Baca Juga: Jawaban Mengapa Bekasi Bagian dari Jawa Barat, Padahal Sejarahnya Dekat dengan Jakarta
Peta 1920 dan Jejak Sejarah yang Hilang
Dalam sebuah peta dari tahun 1920 yang ditunjukkan Candrian, terlihat jelas nama "Batoe Tomboeh" dan kawasan sekitarnya yang masih berupa sawah dan rawa, termasuk Kelapa Gading yang saat itu belum menjadi kawasan elit seperti sekarang.
Berdasarkan penelitian Belanda, aliran sungai dari kawasan ini masuk ke Lagoa, Cilincing, dan bermuara di Marunda, bagian dari sistem sungai purba yang disebut dalam Prasasti Tugu.
Prasasti ini dipindahkan pada tahun 1879 oleh otoritas Belanda ke Museum Nasional (dulu disebut Museum Arca).
Menurut cerita Haji Saman, “dipindahkannya itu dengan cara diangkut dengan gerobak ditarik dengan beberapa sapi.” Bayangkan betapa jauhnya perjalanan batu itu menembus hutan dan rawa pada masa itu.
Baca Juga: Asal Usul Fenomena Bahasa Campuran Indonesia-English di Jaksel, Ternyata Ini Sejarahnya
Prasasti Tugu: Warisan Peradaban yang Terlupakan
Prasasti Tugu merupakan salah satu prasasti tertua di Indonesia.
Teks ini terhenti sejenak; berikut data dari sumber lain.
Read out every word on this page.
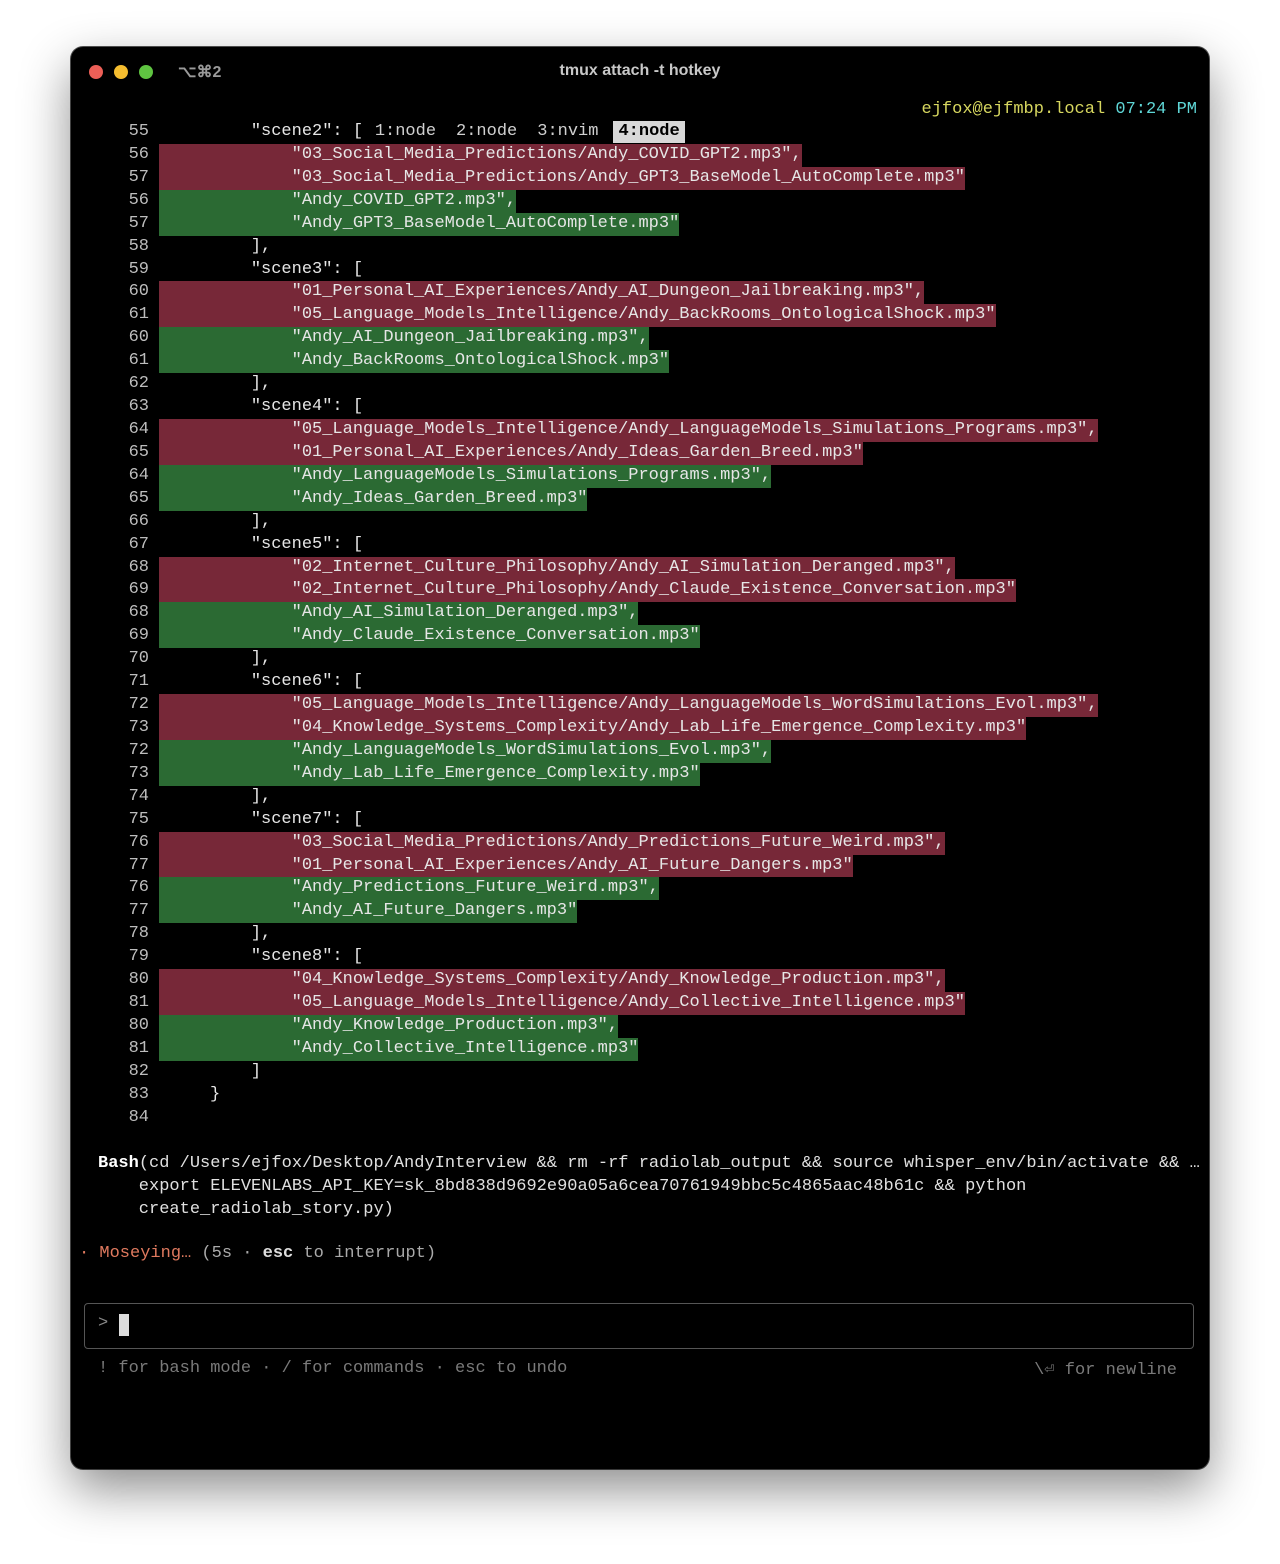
⌥⌘2	tmux attach -t hotkey

1:node 2:node 3:nvim 4:node

ejfox@ejfmbp.local 07:24 PM
55         "scene2": [
56             "03_Social_Media_Predictions/Andy_COVID_GPT2.mp3",
57             "03_Social_Media_Predictions/Andy_GPT3_BaseModel_AutoComplete.mp3"
56             "Andy_COVID_GPT2.mp3",
57             "Andy_GPT3_BaseModel_AutoComplete.mp3"
58         ],
59         "scene3": [
60             "01_Personal_AI_Experiences/Andy_AI_Dungeon_Jailbreaking.mp3",
61             "05_Language_Models_Intelligence/Andy_BackRooms_OntologicalShock.mp3"
60             "Andy_AI_Dungeon_Jailbreaking.mp3",
61             "Andy_BackRooms_OntologicalShock.mp3"
62         ],
63         "scene4": [
64             "05_Language_Models_Intelligence/Andy_LanguageModels_Simulations_Programs.mp3",
65             "01_Personal_AI_Experiences/Andy_Ideas_Garden_Breed.mp3"
64             "Andy_LanguageModels_Simulations_Programs.mp3",
65             "Andy_Ideas_Garden_Breed.mp3"
66         ],
67         "scene5": [
68             "02_Internet_Culture_Philosophy/Andy_AI_Simulation_Deranged.mp3",
69             "02_Internet_Culture_Philosophy/Andy_Claude_Existence_Conversation.mp3"
68             "Andy_AI_Simulation_Deranged.mp3",
69             "Andy_Claude_Existence_Conversation.mp3"
70         ],
71         "scene6": [
72             "05_Language_Models_Intelligence/Andy_LanguageModels_WordSimulations_Evol.mp3",
73             "04_Knowledge_Systems_Complexity/Andy_Lab_Life_Emergence_Complexity.mp3"
72             "Andy_LanguageModels_WordSimulations_Evol.mp3",
73             "Andy_Lab_Life_Emergence_Complexity.mp3"
74         ],
75         "scene7": [
76             "03_Social_Media_Predictions/Andy_Predictions_Future_Weird.mp3",
77             "01_Personal_AI_Experiences/Andy_AI_Future_Dangers.mp3"
76             "Andy_Predictions_Future_Weird.mp3",
77             "Andy_AI_Future_Dangers.mp3"
78         ],
79         "scene8": [
80             "04_Knowledge_Systems_Complexity/Andy_Knowledge_Production.mp3",
81             "05_Language_Models_Intelligence/Andy_Collective_Intelligence.mp3"
80             "Andy_Knowledge_Production.mp3",
81             "Andy_Collective_Intelligence.mp3"
82         ]
83     }
84
Bash(cd /Users/ejfox/Desktop/AndyInterview && rm -rf radiolab_output && source whisper_env/bin/activate && …
export ELEVENLABS_API_KEY=sk_8bd838d9692e90a05a6cea70761949bbc5c4865aac48b61c && python
create_radiolab_story.py)
· Moseying… (5s · esc to interrupt)
>
! for bash mode · / for commands · esc to undo	\⏎ for newline
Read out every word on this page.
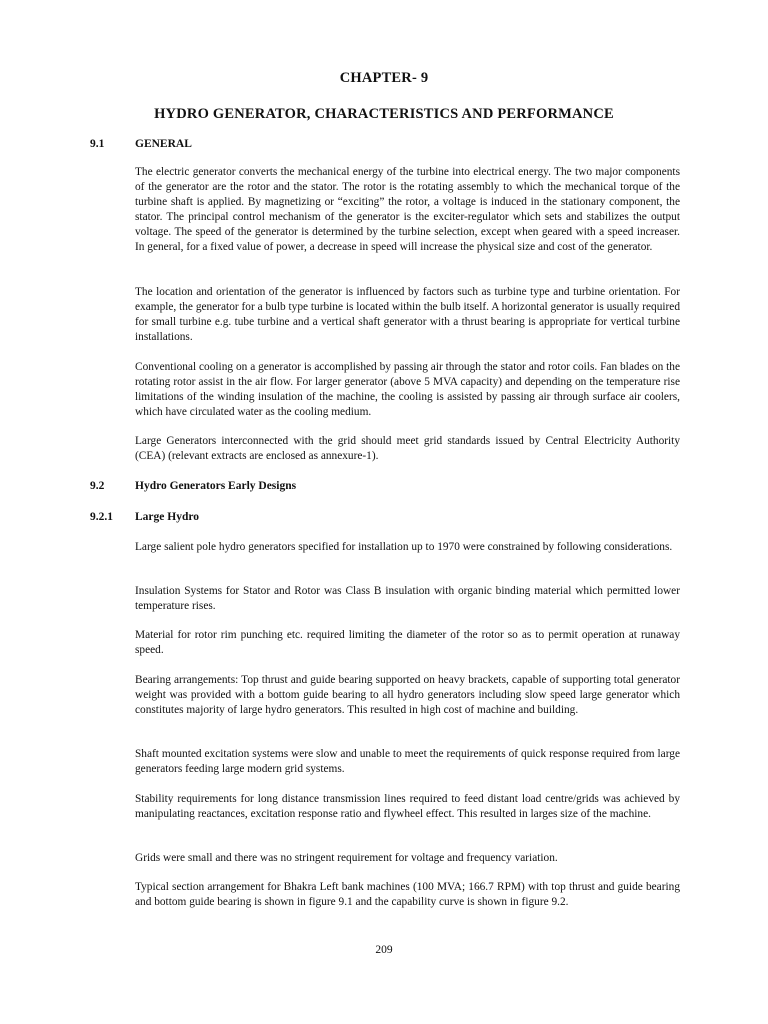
CHAPTER- 9
HYDRO GENERATOR, CHARACTERISTICS AND PERFORMANCE
9.1	GENERAL

The electric generator converts the mechanical energy of the turbine into electrical energy. The two major components of the generator are the rotor and the stator. The rotor is the rotating assembly to which the mechanical torque of the turbine shaft is applied. By magnetizing or “exciting” the rotor, a voltage is induced in the stationary component, the stator. The principal control mechanism of the generator is the exciter-regulator which sets and stabilizes the output voltage. The speed of the generator is determined by the turbine selection, except when geared with a speed increaser. In general, for a fixed value of power, a decrease in speed will increase the physical size and cost of the generator.

The location and orientation of the generator is influenced by factors such as turbine type and turbine orientation. For example, the generator for a bulb type turbine is located within the bulb itself. A horizontal generator is usually required for small turbine e.g. tube turbine and a vertical shaft generator with a thrust bearing is appropriate for vertical turbine installations.

Conventional cooling on a generator is accomplished by passing air through the stator and rotor coils. Fan blades on the rotating rotor assist in the air flow. For larger generator (above 5 MVA capacity) and depending on the temperature rise limitations of the winding insulation of the machine, the cooling is assisted by passing air through surface air coolers, which have circulated water as the cooling medium.

Large Generators interconnected with the grid should meet grid standards issued by Central Electricity Authority (CEA) (relevant extracts are enclosed as annexure-1).

9.2	Hydro Generators Early Designs
9.2.1 Large Hydro

Large salient pole hydro generators specified for installation up to 1970 were constrained by following considerations.

Insulation Systems for Stator and Rotor was Class B insulation with organic binding material which permitted lower temperature rises.

Material for rotor rim punching etc. required limiting the diameter of the rotor so as to permit operation at runaway speed.

Bearing arrangements: Top thrust and guide bearing supported on heavy brackets, capable of supporting total generator weight was provided with a bottom guide bearing to all hydro generators including slow speed large generator which constitutes majority of large hydro generators. This resulted in high cost of machine and building.

Shaft mounted excitation systems were slow and unable to meet the requirements of quick response required from large generators feeding large modern grid systems.

Stability requirements for long distance transmission lines required to feed distant load centre/grids was achieved by manipulating reactances, excitation response ratio and flywheel effect. This resulted in larges size of the machine.

Grids were small and there was no stringent requirement for voltage and frequency variation.

Typical section arrangement for Bhakra Left bank machines (100 MVA; 166.7 RPM) with top thrust and guide bearing and bottom guide bearing is shown in figure 9.1 and the capability curve is shown in figure 9.2.

209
Ditulis dalam aksara Pallawa dan bahasa Sanskerta, prasasti ini menyebutkan bahwa Raja Purnawarman dari Kerajaan Tarumanegara memerintahkan pembangunan saluran air dari Sungai Candrabaga (kini Kali Cakung) menuju Cilincing.
Saluran ini bernama Sungai Gomati dan dibangun sepanjang 11 km hanya dalam waktu 21 hari, dengan bantuan para Pandita Brahmana yang kemudian diberikan 1.000 ekor sapi sebagai penghargaan.
Namun kini, “Kali Cakung atau Sungai Cakung yang percabangannya dulu disebut Candrabaga dan Gomati itu sudah tidak dihargai lagi oleh warga setempat,” ungkap Candrian.
Saluran air purba ini telah berubah menjadi got tempat pembuangan limbah rumah tangga dan industri.